The collage I’m sharing, below, is of Archie recreating one of his father’s more iconic photos. He was able to find the now grown men who were originally pictured in Manzanar and bring them to the site for the shoot. I think the photos are pretty self explanatory, but the second row has the money shots, IMO.

Manzanar then and now!

I’ll share three more photos I took while we were there. The photo on the left is of a portion of the front of the studio, where much of Archie’s work is displayed. It was there I saw large photos of people like Condoleezza Rice and Vin Scully, in addition to many others. The center photo is of Archie shooting photos of my family, which consisted of my wife, my MIL and SIL, along with My SIL’s daughter (our niece), her grand daughter by her other daughter (deceased) and our two daughters. The photo on the right is a collage of photos Archie took at the wedding of “Uncle” George Takei and Brad Altman. Click on any of the pics to see a larger version.

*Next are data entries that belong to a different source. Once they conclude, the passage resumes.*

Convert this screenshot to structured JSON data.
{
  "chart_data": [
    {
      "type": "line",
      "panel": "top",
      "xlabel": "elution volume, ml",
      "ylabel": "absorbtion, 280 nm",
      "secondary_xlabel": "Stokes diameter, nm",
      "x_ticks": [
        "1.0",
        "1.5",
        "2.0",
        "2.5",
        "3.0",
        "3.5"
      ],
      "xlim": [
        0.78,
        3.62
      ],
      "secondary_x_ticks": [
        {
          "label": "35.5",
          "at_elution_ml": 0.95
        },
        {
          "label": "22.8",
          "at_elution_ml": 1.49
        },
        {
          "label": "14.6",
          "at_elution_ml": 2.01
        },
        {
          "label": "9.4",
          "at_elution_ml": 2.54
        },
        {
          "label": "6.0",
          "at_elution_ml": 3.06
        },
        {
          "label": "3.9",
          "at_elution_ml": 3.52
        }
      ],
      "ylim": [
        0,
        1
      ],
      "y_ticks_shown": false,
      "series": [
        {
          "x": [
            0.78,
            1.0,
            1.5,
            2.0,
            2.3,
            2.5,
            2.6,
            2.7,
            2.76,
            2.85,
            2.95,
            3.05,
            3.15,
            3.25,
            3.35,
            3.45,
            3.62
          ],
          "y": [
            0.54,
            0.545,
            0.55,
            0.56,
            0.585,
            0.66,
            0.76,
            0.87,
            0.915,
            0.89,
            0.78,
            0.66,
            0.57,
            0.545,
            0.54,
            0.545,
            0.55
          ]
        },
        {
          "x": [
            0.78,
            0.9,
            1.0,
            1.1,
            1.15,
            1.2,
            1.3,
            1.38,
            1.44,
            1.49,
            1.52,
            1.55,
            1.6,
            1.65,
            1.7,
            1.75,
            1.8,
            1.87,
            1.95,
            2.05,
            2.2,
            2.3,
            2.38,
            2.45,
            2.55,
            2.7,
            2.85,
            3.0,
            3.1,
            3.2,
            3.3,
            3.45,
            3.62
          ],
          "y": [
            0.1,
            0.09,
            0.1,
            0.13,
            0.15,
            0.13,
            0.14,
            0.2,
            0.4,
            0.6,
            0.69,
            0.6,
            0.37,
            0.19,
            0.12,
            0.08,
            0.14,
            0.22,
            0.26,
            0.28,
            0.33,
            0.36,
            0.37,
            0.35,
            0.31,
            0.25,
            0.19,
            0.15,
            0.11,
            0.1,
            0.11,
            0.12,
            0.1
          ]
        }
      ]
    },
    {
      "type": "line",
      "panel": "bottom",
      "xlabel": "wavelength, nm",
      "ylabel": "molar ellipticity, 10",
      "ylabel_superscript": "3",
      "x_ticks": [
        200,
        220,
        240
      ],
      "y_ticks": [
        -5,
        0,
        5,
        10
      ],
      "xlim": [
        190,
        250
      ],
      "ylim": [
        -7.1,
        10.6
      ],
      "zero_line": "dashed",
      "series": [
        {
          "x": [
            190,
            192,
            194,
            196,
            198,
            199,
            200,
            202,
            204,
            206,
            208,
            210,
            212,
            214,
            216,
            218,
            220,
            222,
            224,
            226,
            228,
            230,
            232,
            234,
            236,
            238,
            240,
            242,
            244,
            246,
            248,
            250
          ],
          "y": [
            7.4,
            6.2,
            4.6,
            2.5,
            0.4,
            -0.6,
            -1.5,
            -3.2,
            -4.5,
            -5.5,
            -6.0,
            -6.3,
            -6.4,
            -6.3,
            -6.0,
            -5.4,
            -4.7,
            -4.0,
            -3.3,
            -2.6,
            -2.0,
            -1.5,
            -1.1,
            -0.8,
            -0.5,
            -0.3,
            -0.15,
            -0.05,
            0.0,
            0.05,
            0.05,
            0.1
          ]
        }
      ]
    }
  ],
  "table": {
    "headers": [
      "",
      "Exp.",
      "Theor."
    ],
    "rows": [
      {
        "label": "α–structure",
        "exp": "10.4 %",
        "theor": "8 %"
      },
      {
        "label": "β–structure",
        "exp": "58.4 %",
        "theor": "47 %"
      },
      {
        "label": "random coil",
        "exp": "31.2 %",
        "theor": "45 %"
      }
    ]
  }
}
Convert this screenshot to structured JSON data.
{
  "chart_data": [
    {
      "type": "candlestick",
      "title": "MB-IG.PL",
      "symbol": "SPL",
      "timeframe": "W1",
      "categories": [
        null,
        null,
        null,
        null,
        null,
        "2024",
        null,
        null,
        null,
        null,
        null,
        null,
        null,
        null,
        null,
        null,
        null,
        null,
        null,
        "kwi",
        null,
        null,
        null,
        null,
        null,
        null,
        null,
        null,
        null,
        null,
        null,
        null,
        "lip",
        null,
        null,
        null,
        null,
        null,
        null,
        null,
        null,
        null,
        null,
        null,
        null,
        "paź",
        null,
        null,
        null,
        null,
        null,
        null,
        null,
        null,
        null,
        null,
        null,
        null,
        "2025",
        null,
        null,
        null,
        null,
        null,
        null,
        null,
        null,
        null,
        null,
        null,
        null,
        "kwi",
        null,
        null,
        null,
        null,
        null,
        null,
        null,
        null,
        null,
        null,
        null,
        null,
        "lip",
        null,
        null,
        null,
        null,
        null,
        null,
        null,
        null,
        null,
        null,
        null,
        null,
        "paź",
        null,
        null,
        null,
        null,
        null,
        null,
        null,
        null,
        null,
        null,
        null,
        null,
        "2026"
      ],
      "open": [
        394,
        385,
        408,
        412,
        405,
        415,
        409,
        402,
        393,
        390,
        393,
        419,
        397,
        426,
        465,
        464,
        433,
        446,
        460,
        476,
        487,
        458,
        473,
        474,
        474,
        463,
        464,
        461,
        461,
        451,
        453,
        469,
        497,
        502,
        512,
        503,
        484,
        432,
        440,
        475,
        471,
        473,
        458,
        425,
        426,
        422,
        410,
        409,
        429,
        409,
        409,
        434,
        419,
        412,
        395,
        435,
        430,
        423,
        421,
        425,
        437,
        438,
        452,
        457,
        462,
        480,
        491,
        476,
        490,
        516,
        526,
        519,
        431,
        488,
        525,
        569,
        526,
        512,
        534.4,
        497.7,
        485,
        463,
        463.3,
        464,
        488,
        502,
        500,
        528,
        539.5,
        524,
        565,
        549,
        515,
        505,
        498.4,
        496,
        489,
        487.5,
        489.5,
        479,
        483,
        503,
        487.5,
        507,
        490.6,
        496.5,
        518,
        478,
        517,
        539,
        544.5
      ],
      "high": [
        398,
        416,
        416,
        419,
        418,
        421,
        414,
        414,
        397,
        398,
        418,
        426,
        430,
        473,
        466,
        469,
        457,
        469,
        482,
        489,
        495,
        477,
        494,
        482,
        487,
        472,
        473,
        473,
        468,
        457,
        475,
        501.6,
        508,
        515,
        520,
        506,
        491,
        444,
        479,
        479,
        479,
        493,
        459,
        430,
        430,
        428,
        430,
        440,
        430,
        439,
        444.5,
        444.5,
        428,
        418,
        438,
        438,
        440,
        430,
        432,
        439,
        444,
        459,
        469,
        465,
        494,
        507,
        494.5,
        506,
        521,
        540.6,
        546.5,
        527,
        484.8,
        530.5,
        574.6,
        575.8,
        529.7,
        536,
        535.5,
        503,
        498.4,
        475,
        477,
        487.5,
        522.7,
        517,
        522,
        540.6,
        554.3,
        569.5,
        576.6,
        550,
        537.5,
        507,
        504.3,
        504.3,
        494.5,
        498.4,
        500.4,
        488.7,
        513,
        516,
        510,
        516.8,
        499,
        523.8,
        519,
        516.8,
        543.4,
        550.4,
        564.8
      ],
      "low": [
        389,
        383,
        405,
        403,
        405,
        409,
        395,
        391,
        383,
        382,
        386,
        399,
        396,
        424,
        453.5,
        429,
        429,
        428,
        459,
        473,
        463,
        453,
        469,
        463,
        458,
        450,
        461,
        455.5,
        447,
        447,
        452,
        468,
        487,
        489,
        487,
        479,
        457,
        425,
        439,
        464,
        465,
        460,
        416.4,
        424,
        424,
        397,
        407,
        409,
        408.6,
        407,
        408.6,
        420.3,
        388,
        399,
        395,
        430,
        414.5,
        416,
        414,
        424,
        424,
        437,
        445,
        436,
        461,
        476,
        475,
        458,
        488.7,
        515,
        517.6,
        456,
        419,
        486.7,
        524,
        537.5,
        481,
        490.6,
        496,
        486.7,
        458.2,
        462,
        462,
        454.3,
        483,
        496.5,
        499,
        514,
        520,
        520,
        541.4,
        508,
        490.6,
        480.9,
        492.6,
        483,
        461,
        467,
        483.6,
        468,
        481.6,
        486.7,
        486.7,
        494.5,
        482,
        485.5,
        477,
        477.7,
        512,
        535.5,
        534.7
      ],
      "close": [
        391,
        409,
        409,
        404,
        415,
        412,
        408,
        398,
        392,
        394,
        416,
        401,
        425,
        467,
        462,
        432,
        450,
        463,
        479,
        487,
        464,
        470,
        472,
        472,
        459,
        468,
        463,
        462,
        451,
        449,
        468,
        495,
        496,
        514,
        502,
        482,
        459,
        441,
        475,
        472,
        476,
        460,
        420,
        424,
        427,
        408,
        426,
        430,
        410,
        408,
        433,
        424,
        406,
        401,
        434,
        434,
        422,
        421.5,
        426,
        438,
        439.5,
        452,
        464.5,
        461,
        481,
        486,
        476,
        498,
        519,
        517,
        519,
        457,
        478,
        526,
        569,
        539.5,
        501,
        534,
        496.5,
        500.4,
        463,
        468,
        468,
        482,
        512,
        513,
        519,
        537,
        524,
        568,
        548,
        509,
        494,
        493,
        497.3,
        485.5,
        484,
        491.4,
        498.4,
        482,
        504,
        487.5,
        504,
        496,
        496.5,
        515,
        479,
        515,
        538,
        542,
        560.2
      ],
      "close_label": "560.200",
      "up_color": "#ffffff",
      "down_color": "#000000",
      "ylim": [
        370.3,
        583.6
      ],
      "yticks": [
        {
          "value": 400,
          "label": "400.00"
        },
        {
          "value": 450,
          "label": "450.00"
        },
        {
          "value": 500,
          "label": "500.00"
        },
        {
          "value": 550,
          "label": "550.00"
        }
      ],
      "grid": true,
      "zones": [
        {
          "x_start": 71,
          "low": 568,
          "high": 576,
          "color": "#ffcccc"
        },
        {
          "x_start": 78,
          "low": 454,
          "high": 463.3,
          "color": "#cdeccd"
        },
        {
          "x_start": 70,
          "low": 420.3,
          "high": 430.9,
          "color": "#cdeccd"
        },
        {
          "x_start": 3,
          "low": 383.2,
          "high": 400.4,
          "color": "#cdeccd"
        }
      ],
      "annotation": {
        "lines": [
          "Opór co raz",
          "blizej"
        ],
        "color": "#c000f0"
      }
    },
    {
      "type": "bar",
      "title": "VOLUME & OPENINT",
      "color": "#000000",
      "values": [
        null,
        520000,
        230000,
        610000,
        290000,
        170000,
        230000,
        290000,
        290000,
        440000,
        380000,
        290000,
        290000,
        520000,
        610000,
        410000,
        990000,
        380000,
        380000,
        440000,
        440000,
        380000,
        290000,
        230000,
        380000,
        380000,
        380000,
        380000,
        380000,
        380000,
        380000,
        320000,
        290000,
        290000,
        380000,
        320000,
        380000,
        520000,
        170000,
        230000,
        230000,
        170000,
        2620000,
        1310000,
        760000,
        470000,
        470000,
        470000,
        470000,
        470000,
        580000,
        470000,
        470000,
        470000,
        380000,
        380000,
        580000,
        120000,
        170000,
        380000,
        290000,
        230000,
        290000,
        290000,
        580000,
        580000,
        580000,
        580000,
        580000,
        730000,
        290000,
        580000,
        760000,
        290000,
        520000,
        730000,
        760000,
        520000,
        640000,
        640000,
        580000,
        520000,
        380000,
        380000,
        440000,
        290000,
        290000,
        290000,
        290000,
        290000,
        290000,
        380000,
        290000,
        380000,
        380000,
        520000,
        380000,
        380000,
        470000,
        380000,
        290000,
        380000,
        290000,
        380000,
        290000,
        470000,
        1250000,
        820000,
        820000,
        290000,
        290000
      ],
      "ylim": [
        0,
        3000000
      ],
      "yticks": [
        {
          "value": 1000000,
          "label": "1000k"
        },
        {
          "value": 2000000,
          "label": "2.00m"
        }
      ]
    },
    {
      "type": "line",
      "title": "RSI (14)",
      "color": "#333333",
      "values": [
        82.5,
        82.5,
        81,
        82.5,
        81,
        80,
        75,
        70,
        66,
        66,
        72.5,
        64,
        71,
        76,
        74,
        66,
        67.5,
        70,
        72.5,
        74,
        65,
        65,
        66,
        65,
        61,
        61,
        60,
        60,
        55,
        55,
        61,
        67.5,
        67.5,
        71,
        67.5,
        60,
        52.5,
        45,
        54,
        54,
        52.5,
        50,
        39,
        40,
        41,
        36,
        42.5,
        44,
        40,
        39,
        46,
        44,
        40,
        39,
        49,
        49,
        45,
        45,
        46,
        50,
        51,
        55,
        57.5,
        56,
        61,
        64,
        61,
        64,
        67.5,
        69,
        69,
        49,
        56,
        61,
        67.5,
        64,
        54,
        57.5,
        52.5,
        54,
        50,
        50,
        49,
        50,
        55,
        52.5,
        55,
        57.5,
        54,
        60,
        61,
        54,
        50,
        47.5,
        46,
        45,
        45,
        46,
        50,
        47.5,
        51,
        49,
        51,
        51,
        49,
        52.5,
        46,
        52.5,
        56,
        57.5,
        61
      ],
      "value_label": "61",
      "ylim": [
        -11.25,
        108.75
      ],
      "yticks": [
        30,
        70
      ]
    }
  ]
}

Aaaand . . . since I’ve mentioned George and Brad, I have one more photo to share, below these three. On September 19, 2019, Linda and I attended a talk at The Ricardo Montalbรกn Theatre, in Hollywood, where George was discussing his newest book, “They Called Us Enemy.” We purchased a copy and, while waiting in line to get it autographed, Brad walked through the line greeting everybody. We got a nice photo with him. Here’s how George’s book has been described:

George Takei has captured hearts and minds worldwide with his captivating stage presence and outspoken commitment to equal rights. But long before he braved new frontiers in Star Trek, he woke up as a four-year-old boy to find his own birth country at war with his father’s-and their entire family forced from their home into an uncertain future. In a stunning graphic memoir, Takei revisits his haunting childhood in American concentration camps, as one of over 100,000 Japanese Americans imprisoned by the U.S. government during World War II. Experience the forces that shaped an American icon-and America itself-in this gripping tale of courage, country, loyalty, and love.